VIEW FROM THE GROUND FLOOR: At what point does a package that includes a guaranteed bonus and loads of share options just become money for old rope?
Lots of lists in the last week for list-minded people to pore over. The one that interested me most was the Forbes 500, which ranked the performance of the US's largest corporations. Companies are ranked from one to 500 by sales, assets, profits and market capitalisation. Forbes then complies the list from an average of the categories.
The results over the past five years have seen the number one and two slots go back and forwards between Citigroup and General Electric and this year the rankings were too close to call. So Forbes (rather like the Olympic ice-skating judges in Salt Lake City) awarded first place to both of them. You wouldn't expect the top five companies to change very much, and they don't, but what is interesting is that, as the magazine remarks, corporate performance in 2001 was dreadful. The aggregate net income of the most profitable 500 companies in the US declined by 23 per cent - the worst performance in nine years (and even then profits were only down 10 per cent).
Forbes had been cautious about potential profitability in last year's list although in 2000 it, like so many, had bought into the new economy story, reminding us that in 1999 profit growth was at its best for five years. How things change.
The question is, of course, has remuneration fallen by 23 per cent for the executives of companies whose profits have plunged so much? Does it ever? The Forbes 800 best-paid chief executives list for this year isn't available but according to last year's list Sandy Weill, Citigroup chief executive, cashed in stock options of $196.2 million (€224 million) as well as a bonus of $18.4 million. Over five years, Sandy earned $785.2 million. Is anybody worth that much?
The worst thing about these "compensation" packages is that Europeans, including Irish companies, refer to them when awarding significantly more modest but still probably overvalued packages to their executives on the basis that they have to "retain the best" even in the bad times.
The subject of executive pay was also raised in Britain last week, with the Prudential's remuneration package for top management. Chief executive Jonathan Bloomer could earn as much as £4.6 million sterling (€7.5 million) if the Pru is the best performer in a group of international peers. Most commentators think that's pretty unlikely but Bloomer is still expected to earn a bonus of £900,000 this year on top of his £660,000 salary.
The general feeling is that the package is high but not horrifically so - not measured against Sandy Weill's anyway. I hope all the staff are paid performance-related bonuses too, and that those bonuses are set in line with the averagely demanding yardsticks set out for senior management.
Actually, I don't mind people being paid lots and lots of money. I like being paid lots of money and anyone who says that having a few bob doesn't make your life a lot easier is clearly marching to the beat of a different drummer. But at what point does a package that includes a guaranteed bonus and loads of share options just become money for old rope?

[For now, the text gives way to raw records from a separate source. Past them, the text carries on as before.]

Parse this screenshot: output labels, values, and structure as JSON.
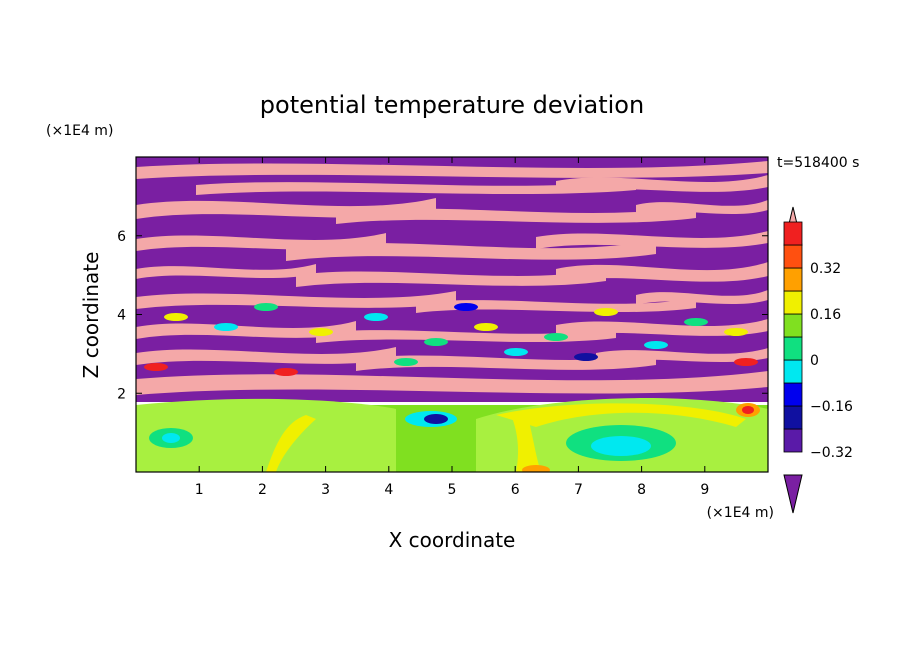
{
  "chart_data": {
    "type": "heatmap",
    "title": "potential temperature deviation",
    "xlabel": "X coordinate",
    "ylabel": "Z coordinate",
    "x_unit": "(×1E4 m)",
    "y_unit": "(×1E4 m)",
    "time_label": "t=518400 s",
    "xlim": [
      0,
      10
    ],
    "ylim": [
      0,
      8
    ],
    "x_ticks": [
      1,
      2,
      3,
      4,
      5,
      6,
      7,
      8,
      9
    ],
    "y_ticks": [
      2,
      4,
      6
    ],
    "colorbar": {
      "levels": [
        -0.4,
        -0.32,
        -0.24,
        -0.16,
        -0.08,
        0,
        0.08,
        0.16,
        0.24,
        0.32,
        0.4
      ],
      "tick_values": [
        -0.32,
        -0.16,
        0,
        0.16,
        0.32
      ],
      "tick_labels": [
        "−0.32",
        "−0.16",
        "0",
        "0.16",
        "0.32"
      ],
      "colors": [
        "#7a1fa2",
        "#5a1aa8",
        "#1010a0",
        "#0000ee",
        "#00e8f0",
        "#10e080",
        "#80e020",
        "#f0f000",
        "#ffa000",
        "#ff5010",
        "#f02020",
        "#f4a8a8"
      ],
      "extend": "both"
    },
    "palette": {
      "purple": "#7a1fa2",
      "pink": "#f4a8a8",
      "green": "#80e020",
      "lightgreen": "#a8f040",
      "yellow": "#f0f000",
      "cyan": "#00e8f0",
      "blue": "#0000ee",
      "navy": "#1010a0",
      "red": "#f02020",
      "orange": "#ffa000",
      "teal": "#10e080"
    }
  }
}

Looking at Allfirst, for example, it seems that, although Susan Keating didn't receive a bonus last year, she has share options worth more than $6 million. For what? Knowing all those contacts that are so important to the bank? Part of the defence offered by AIB management in the Rusnak debacle is that she wasn't long in the bank and, therefore, couldn't be held responsible. If she's spent such a short time with Allfirst then why has she so many options? And with options worth $6 million, she sure as hell should be held responsible for everything that went on!
I couldn't honestly be bothered with the personal rich lists this year because, well, who cares? When the money runs into the billions it becomes irrelevant although I do often wonder what it must be like to know that you can pretty much buy anything you want. Does it take the spice out of life? Or do very, very rich people still compare prices and shop in places like Aldi? (Many of the well-off people I know are actually extremely parsimonious with money, thus verifying the cliche of looking after the pennies . . .)
Obviously I don't move in the exalted circles of the euro-billionaire club but I have to say that both at the time I was a client and the time I worked for him (when he was a mere millionaire) I thought that Dermot Desmond was an extremely generous man with his money and so I wish him every joy with the billions. I do remember being in a group of traders muttering about making money being as much about luck as judgment (on a day when we'd managed to lose even though the market had, belatedly, moved in the direction we'd expected) and Dermot has ridden his luck remarkably well.Getting out of Afghanistan back in 1979 was clearly a good start!
Luck has run out, of course, for German media group Kirch, which filed for bankruptcy this week. The knock-on effect of the company's collapse will be felt in the economy as a whole since German economic luck turned a decade ago and has not recovered since. Between them, the German banks have outstandings of about €2.25 billion to the group, which is a hefty blow to absorb for an industry that has seen a number of high-profile customers struggling of late. Kirch, like ITV Digital, over-valued the worth of sporting occasions and paid far too dearly for securing rights to them. The Kirch executives, also like those at ITV Digital, were presumably paid their large salaries in case their expertise went somewhere else. Presumably the sporting organisations, the shareholders and the banks rather wish it had.